Morgan unveils two limited-run models at Geneva show

Combined, a mere 58 versions of the British sportscar maker’s final Aero 8 – the Aero GT – and special-edition Plus 8 will be built

Morgan has launched a 50th Anniversary Special Edition Plus 8, as well as the final iteration of its Aero 8, at the Geneva Motor Show. Both will be built in limited numbers.

The former car will mark the final time that the long-serving BMW 4.8-litre V8 is used in the model. Denoting this, just 50 examples will be built. Launch images show blue livery reminiscent of Morgan’s first production Plus 8, and hand-finished yellow accents on the front grill, engine cover and rear towing eyes.

More than 6000 Plus 8s have been built to date, and this latest modest is capable of 0-62mph in 4.5 seconds and a top speed of 155mph.

Steve Morris, managing director of Morgan Motor Company, said: ‘This 50th Anniversary Special Edition is a fitting illustration of the Plus 8’s beauty and finesse, coupled with raw exhilaration and capability. Performance has underpinned every one of the Plus 8s that have driven out of our factory gates for 50 years, and we’re excited to reveal the car in full in Geneva.’

Morgan has also released the first images of its Aero GT. Replicating design elements from the race track, it features wing-top louvres and a rear diffuser in a bid to increase levels of downforce. Only eight – all of which have already been allocated – will be built, as Aero 8 production comes to an end.

The Aero GT features the BMW N62 V8, which produces 367bhp. This results in a 0-62mph dash of 4.5 seconds and top speed of 170mph. A carbon fibre hard-top roof will be available as an option, and the interior is hand finished with a series of coloured stitching and pinstripe accents. A variety of wood finishes is also available. Each car will be bespoke courtesy of the marque’s Special Projects division, and will be priced from £120,000 excluding taxes.

Head of design Jon Wells said: ‘The Aero GT, unlike its predecessors, adopts an unconventionally aggressive aesthetic. However, a purist approach to achieving a design in which “form follows function” has been rigidly adhered to. This is most apparent in the new additions to the bodywork.

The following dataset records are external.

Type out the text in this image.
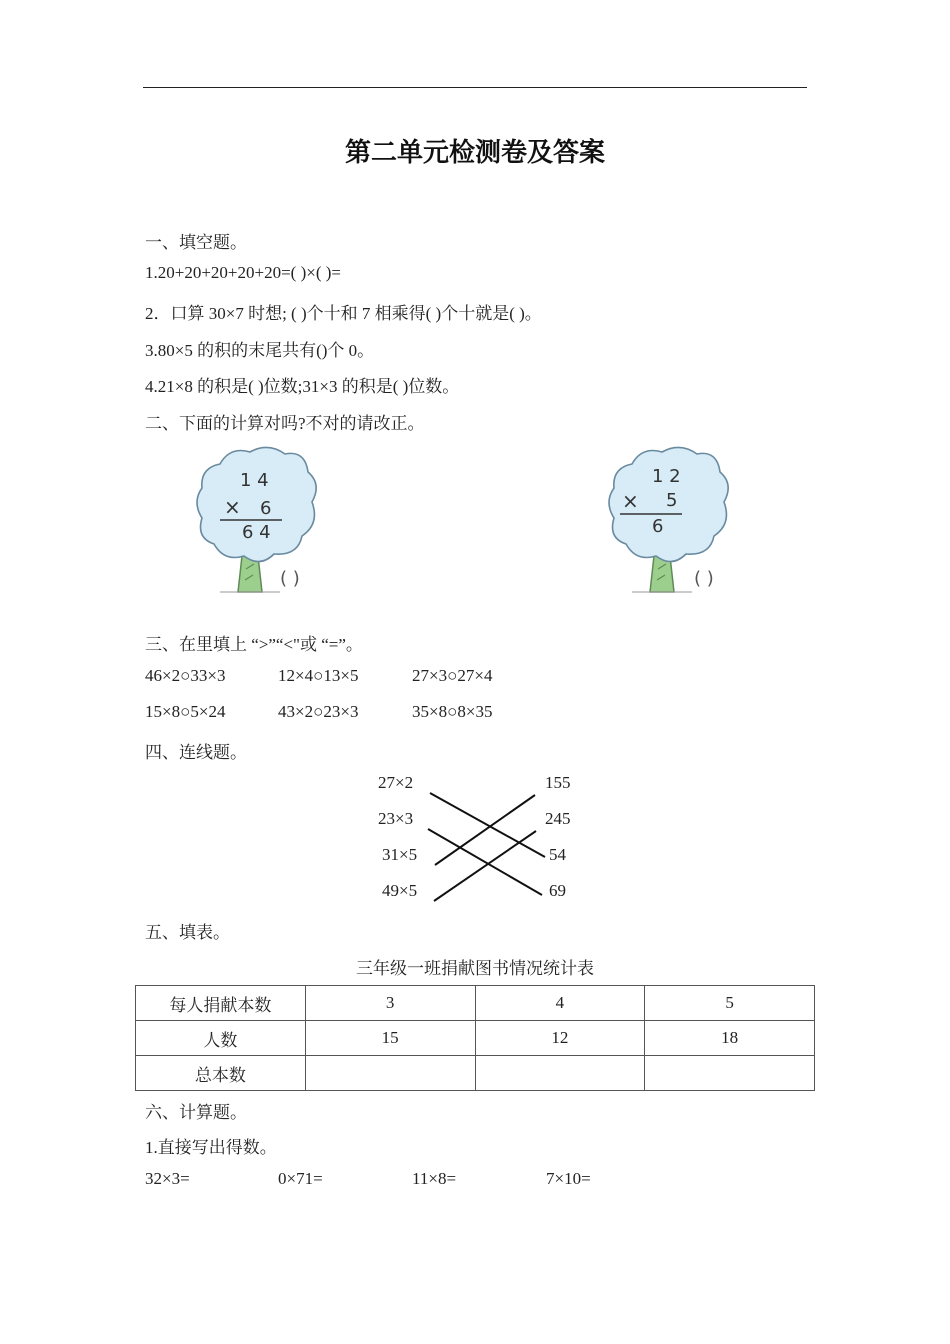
第二单元检测卷及答案
一、填空题。
1.20+20+20+20+20=( )×( )=
2．口算 30×7 时想; ( )个十和 7 相乘得( )个十就是( )。
3.80×5 的积的末尾共有()个 0。
4.21×8 的积是( )位数;31×3 的积是( )位数。
二、下面的计算对吗?不对的请改正。
1 4
× 6
6 4
( )
1 2
× 5
6
( )
三、在里填上 “>”“<"或 “=”。
46×2○33×3	12×4○13×5	27×3○27×4
15×8○5×24	43×2○23×3	35×8○8×35
四、连线题。
27×2
23×3
31×5
49×5
155
245
54
69
五、填表。
三年级一班捐献图书情况统计表
每人捐献本数	3	4	5
人数	15	12	18
总本数			
六、计算题。
1.直接写出得数。
32×3=	0×71=	11×8=	7×10=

‘The additional wing-top louvres, side impressions and dramatic rear diffuser have all been tested extensively to ensure they work together to reduce drag and increase road-holding capability. The merits of these additions were first unearthed during the early development phases of the 2015 Aero 8, while we were exploring the requirements of a more aerodynamically efficient Aero. This was a key requirement of the initial Aero 8 brief.’